State Lawmakers Want To Streamline N.C. Tax Codes
Posted January 28, 2003 10:18 a.m. EST
RALEIGH, N.C. — A group of lawmakers has just completed a study of North Carolina's tax code and suggests the state is losing a lot of money in uncollected sales tax.
North Carolina may soon benefit from the collection of sales taxes on goods bought over the Internet. State Sen. John Kerr, D-Wayne, said the state loses $100 million a year in lost sales taxes.
""The mail-order houses who do not have a nexus or have a building with employees in this state are avoiding the collection of the sales tax," he said.
A revenue laws study commission approved a package of recommendations that will streamline North Carolina's tax code, and perhaps eliminate some of the confusion on what is subject to a sales tax and what is not.
For example, prescription drugs are not taxed the same as the medications sold over the counter. There is also no state sales tax on groceries, but consumers pay the full state sales tax on prepared food at the store.
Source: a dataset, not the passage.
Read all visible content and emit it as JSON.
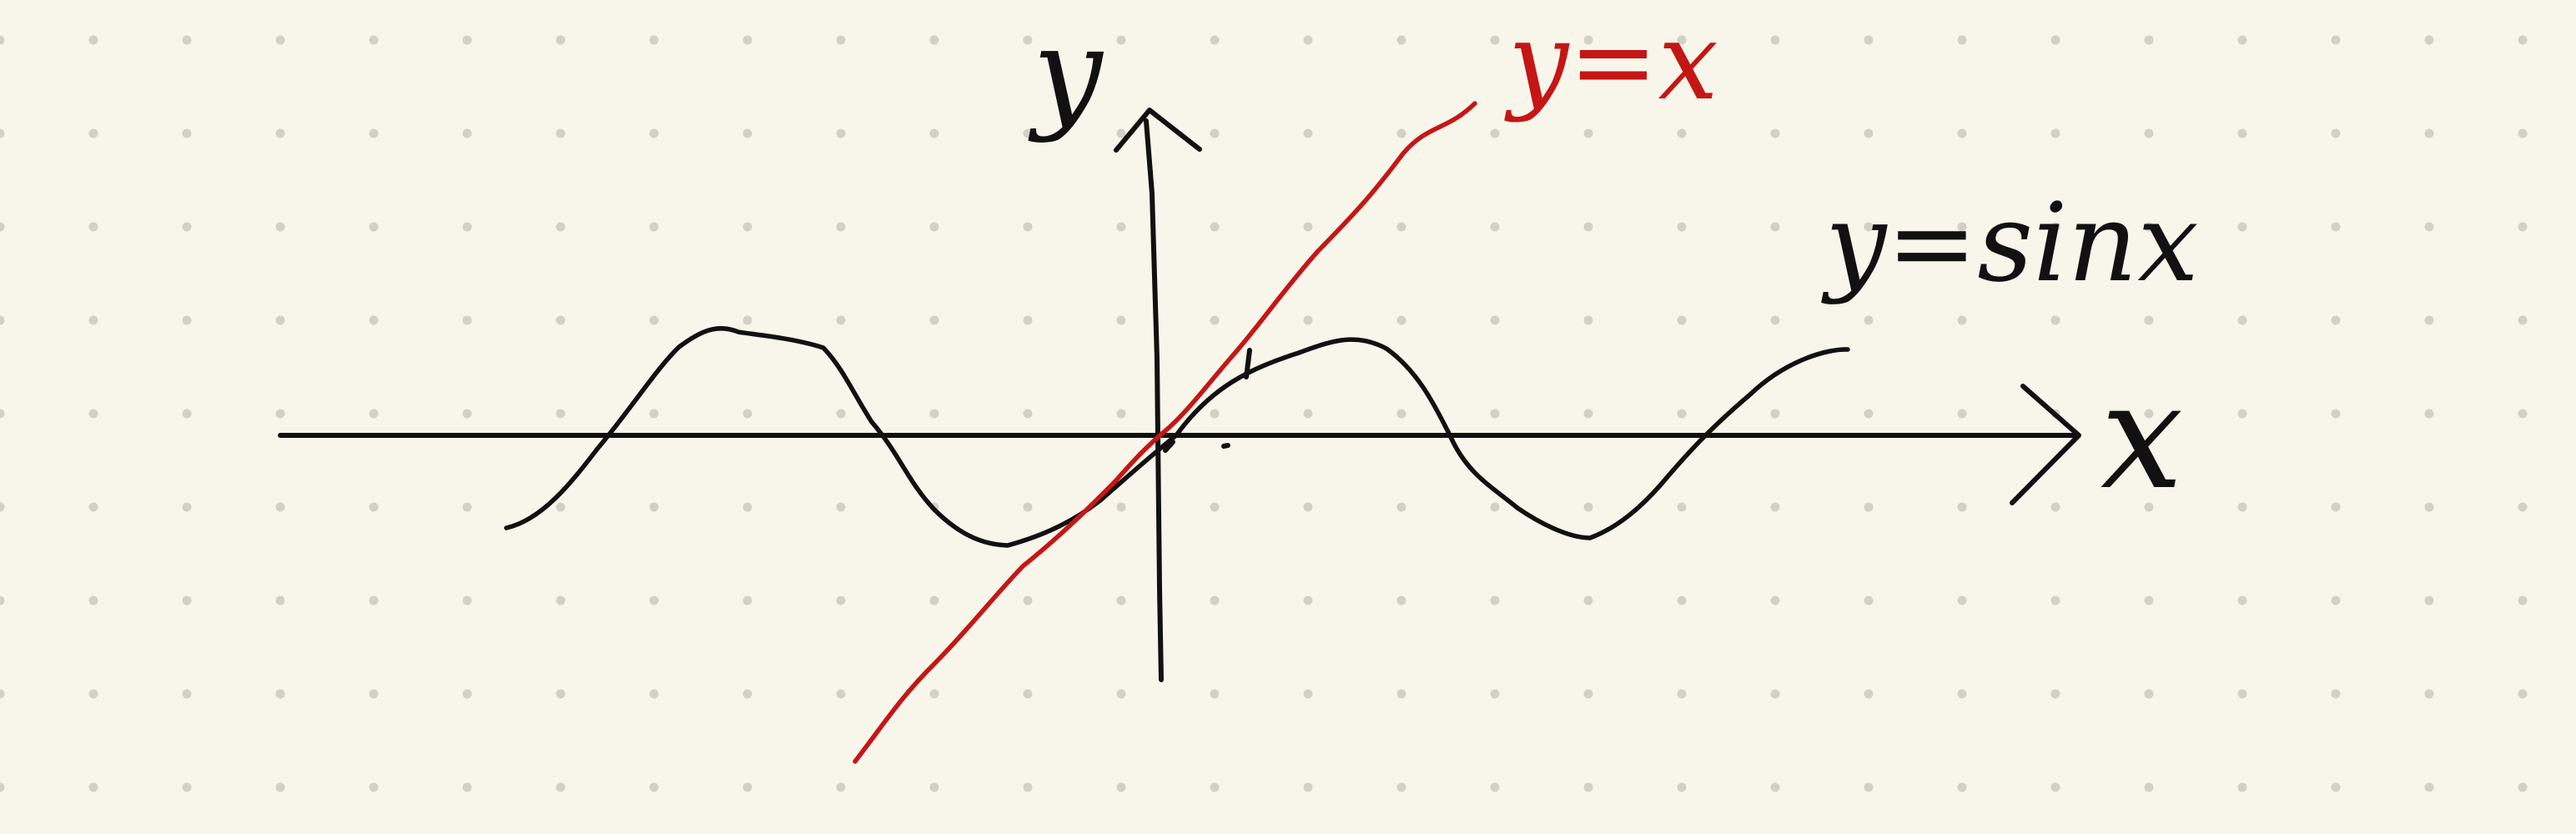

For the 89 counties that have the additional half-cent sales tax in place, those counties are still collecting 2 percent under the local sales tax option.
State Rep. Paul Luebke, D-Durham, said streamlining the sales tax code has its benefits.
"The opportunity to lower some taxes -- I, for one, would love to have no sales tax on groceries at all," he said.
Lawmakers will tackle whether to allow a statewide half-cent sales tax to expire in July. Gov. Mike Easley has suggested the tax stay on the books because the state needs the money.